The average score on this problem was 48%.
You want to determine if the bikes for sale locally have the
following distribution of "style": "electric"
(15%), "mountain" (20%), "road" (40%),
"hybrid" (20%), and "recumbent" (5%). You want
to use the 500 rows of bikes to test the following
hypotheses:
Null: Bikes for sale locally are randomly drawn from the proposed distribution.
Alt: Bikes for sale locally are not randomly drawn from the proposed distribution.
Suppose that in bikes, the "style" column
is distributed as follows: "electric" (20%),
"mountain" (20%), "road" (30%),
"hybrid" (20%), and "recumbent" (10%).
Let’s do a hypothesis test with total variation distance (TVD) as the test statistic. Fill in the blanks below to complete a simulation that calculates 10,000 TVDs under the null hypothesis.
def total_variation_distance(distr1, distr2):
return __(a)__
proposed = np.array([0.15, 0.20, 0.40, 0.20, 0.05])
observed = np.array([0.20, 0.20, 0.30, 0.20, 0.10])
tvds = np.array([])
for i in np.arange(10000):
simulated = np.random.multinomial(__(b)__, __(c)__) / 500
new_tvd = total_variation_distance(__(d)__, __(e)__)

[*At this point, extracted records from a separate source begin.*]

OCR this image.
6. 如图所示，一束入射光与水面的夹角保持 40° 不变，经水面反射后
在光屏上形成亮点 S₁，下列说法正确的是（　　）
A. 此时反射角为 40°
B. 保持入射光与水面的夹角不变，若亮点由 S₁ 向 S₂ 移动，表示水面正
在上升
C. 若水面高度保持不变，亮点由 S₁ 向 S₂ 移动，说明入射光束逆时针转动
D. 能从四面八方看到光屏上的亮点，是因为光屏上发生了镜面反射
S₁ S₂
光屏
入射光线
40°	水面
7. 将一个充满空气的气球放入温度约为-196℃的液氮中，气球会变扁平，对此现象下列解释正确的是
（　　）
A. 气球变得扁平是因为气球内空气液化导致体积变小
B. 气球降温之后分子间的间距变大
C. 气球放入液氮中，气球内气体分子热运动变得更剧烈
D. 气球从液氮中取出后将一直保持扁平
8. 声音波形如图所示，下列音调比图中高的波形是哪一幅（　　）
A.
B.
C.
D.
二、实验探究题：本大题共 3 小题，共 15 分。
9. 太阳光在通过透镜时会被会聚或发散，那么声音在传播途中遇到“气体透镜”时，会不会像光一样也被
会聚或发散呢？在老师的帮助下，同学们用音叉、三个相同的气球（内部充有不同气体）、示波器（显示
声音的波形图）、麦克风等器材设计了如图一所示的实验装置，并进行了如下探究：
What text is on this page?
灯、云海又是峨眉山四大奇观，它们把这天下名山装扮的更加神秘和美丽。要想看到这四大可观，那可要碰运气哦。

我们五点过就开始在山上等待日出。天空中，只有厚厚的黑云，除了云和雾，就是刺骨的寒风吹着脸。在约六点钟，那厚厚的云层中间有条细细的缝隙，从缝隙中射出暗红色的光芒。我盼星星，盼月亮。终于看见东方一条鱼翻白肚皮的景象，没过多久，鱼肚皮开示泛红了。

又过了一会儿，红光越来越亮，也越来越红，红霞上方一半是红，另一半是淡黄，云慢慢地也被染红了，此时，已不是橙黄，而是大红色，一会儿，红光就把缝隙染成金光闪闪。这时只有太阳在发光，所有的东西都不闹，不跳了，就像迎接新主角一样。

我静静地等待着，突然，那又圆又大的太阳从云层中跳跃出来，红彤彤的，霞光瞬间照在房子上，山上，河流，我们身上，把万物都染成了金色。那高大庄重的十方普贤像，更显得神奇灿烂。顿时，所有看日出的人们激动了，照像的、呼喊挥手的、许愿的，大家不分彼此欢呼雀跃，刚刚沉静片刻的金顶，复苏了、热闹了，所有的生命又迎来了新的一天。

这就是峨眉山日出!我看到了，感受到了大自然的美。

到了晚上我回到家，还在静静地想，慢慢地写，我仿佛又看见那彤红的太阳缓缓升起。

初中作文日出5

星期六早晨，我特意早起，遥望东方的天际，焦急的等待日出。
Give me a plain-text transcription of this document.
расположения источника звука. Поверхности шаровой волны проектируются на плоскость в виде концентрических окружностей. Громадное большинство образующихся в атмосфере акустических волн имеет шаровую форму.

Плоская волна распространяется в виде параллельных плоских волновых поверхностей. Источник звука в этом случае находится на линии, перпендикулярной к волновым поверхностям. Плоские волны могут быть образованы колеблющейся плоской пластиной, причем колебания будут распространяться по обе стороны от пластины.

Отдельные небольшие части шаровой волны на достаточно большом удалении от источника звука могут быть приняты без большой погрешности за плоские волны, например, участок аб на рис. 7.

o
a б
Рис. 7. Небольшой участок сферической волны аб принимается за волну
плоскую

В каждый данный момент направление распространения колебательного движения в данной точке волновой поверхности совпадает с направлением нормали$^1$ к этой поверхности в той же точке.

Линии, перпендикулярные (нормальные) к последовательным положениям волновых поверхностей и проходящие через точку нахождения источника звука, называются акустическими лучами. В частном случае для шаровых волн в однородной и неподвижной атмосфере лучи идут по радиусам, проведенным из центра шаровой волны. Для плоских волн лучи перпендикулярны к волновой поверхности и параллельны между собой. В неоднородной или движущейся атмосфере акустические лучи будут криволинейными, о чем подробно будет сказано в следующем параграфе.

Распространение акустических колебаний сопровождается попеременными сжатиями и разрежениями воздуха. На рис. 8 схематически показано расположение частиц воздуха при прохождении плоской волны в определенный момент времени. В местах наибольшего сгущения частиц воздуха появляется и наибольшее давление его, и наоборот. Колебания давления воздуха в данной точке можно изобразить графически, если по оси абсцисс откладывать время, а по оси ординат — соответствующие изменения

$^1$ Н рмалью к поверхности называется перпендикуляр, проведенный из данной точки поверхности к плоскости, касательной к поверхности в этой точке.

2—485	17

tvds = np.append(tvds, new_tvd)Answer:
(a): np.abs((distr1 - distr2)).sum() / 2
(b): 500
(c): proposed
(d): simulated
(e): proposed
The average score on this problem was 78%.
Fill in the blanks below so that observed_tvd
corresponds to the observed value of the test statistic for this
hypothesis test.
observed_tvd = total_variation_distance(__(f)__, __(g)__)Answer:
(f): observed
(g): proposed
The average score on this problem was 83%.
Which of the following correctly calculates the p-value for this hypothesis test?
p_value = np.count_nonzero(tvds >= observed_tvd) / len(observed)
p_value = np.count_nonzero(tvds >= observed_tvd) / len(tvds)
p_value = np.count_nonzero(tvds <= observed_tvd) / len(observed)
p_value = np.count_nonzero(tvds <= observed_tvd) / len(tvds)
Answer:
p_value = np.count_nonzero(tvds >= observed_tvd) / len(tvds)
The average score on this problem was 73%.